EISA Governing Board Statement on Academic Freedom Concerns at University of Glasgow
The European International Studies Association (EISA) is concerned about the violations of Academic Freedom at the University of Glasgow against Dr Somdeep Sen, Associate Professor of International Development Studies at Roskilde University. We stand in solidarity with the British Society for Middle Eastern Studies (BRISMES) who have written to the University of Glasgow about this case.
The EISA is a leading academic organisation for the study of International Relations and Global Politics with members around the world. As a professional association committed to diverse scholarly debate, we fear that the breach of academic freedom in this case demonstrates the silencing effect of the IHRA definition of antisemitism and the risk of self-censorship on the part of individual scholars and students working on Palestinian rights and anti-racism.
After accepting an invitation to discuss his book, Decolonizing Palestine: Hamas between Anticolonial and the Postcolonial (Cornell University Press, 2020), the Department of Politics and International Relations at the University of Glasgow asked Dr Sen to ‘provide some information about the content’ of his talk following a complaint by the University of Glasgow Jewish Student Society. It was disclosed that such requests are not usually asked of seminar speakers and there was no evidence that Dr. Sen violated the University of Glasgow’s ‘Protocol for Managing Speakers and Events’.
The University’s request that Dr Sen submit content in advance of his talk is a breach of academic freedom. We share the concern of BRISMES that such a request could even be interpreted as a violation carried out along racial lines. Moreover, we understand that Dr David Duncan, the University’s Chief Operating Officer has cited the IHRA definition on anti-Semitism, despite the fact that it is has no legal status and has been widely criticised by legal experts and scholars of anti-Semitism. The EISA has previously criticised for the chilling effect it has on public debate and research. Further, defamatory comments against an esteemed colleague in the field and the apparent failure of the University of Glasgow to investigate these unfounded and accusatory claims are deeply concerning.

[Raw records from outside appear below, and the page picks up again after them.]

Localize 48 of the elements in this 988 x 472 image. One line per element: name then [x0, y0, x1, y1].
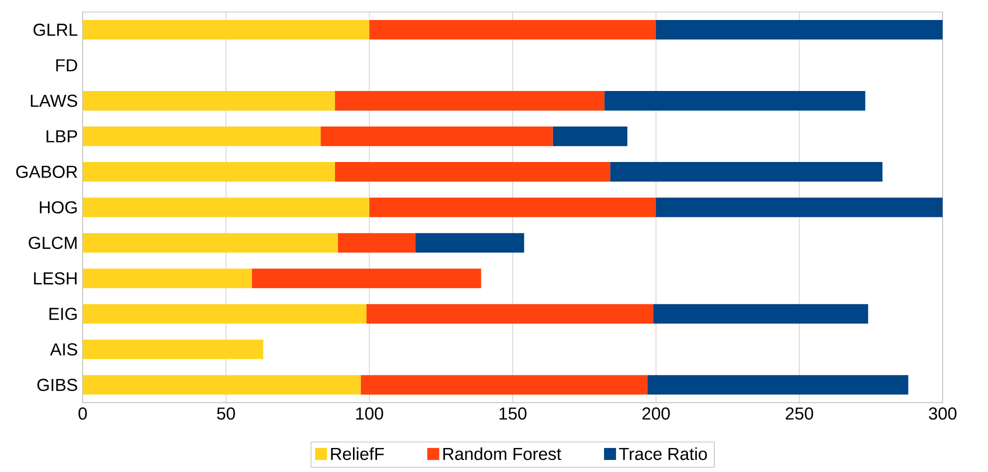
bar [415, 233, 524, 253]
x-tick-label: 300 [928, 407, 956, 420]
bar [82, 233, 338, 253]
x-tick-label: 50 [217, 407, 235, 420]
bar [82, 198, 370, 218]
bar [82, 91, 335, 111]
y-tick-label: GLCM [28, 236, 77, 249]
bar [82, 340, 264, 360]
bar [320, 126, 553, 146]
bar [366, 304, 654, 324]
y-tick-label: GIBS [37, 378, 78, 392]
bar [610, 162, 882, 182]
y-tick-label: EIG [50, 308, 77, 320]
bar [552, 126, 628, 146]
bar [647, 375, 908, 395]
bar [252, 268, 482, 288]
bar [82, 20, 370, 40]
legend-label: ReliefF [331, 447, 384, 460]
x-tick-label: 200 [642, 407, 670, 420]
y-tick-label: LBP [46, 130, 78, 142]
legend-label: Trace Ratio [619, 447, 707, 460]
bar [656, 198, 943, 218]
bar [334, 91, 604, 111]
y-tick-label: GABOR [16, 166, 78, 178]
legend-label: Random Forest [443, 447, 562, 460]
bar [338, 233, 416, 253]
y-tick-label: AIS [50, 343, 78, 356]
bar [82, 375, 361, 395]
y-tick-label: GLRL [34, 24, 78, 36]
x-tick-label: 150 [500, 407, 526, 420]
bar [656, 20, 943, 40]
bar [604, 91, 866, 111]
bar [334, 162, 610, 182]
bar [369, 20, 656, 40]
bar [82, 304, 366, 324]
bar [82, 268, 252, 288]
x-tick-label: 250 [786, 407, 814, 420]
bar [82, 126, 321, 146]
bar [369, 198, 656, 218]
y-tick-label: HOG [40, 201, 77, 214]
y-tick-label: LESH [34, 272, 77, 285]
y-tick-label: FD [56, 59, 78, 72]
x-tick-label: 100 [356, 407, 384, 420]
y-tick-label: LAWS [30, 94, 78, 107]
x-tick-label: 0 [78, 407, 87, 420]
bar [82, 162, 335, 182]
bar [653, 304, 868, 324]
bar [360, 375, 648, 395]
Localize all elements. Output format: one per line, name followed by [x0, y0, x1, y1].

Dr Sen has demanded an apology from the University of Glasgow for the characterisation of his work as anti-Semitic and the unfounded and unevidenced claim that his work poses a threat to Jewish students. The BRISMES letter to Professor Sir Anton Muscatelli, Principal, University of Glasgow has also asked that ‘all official communications regarding his talk be made public in order to ensure that there is full transparency on what occurred in order to ensure that the proper lessons are learned from this case.’ The EISA supports these steps and urges the University of Glasgow to reassert its commitment to academic freedom.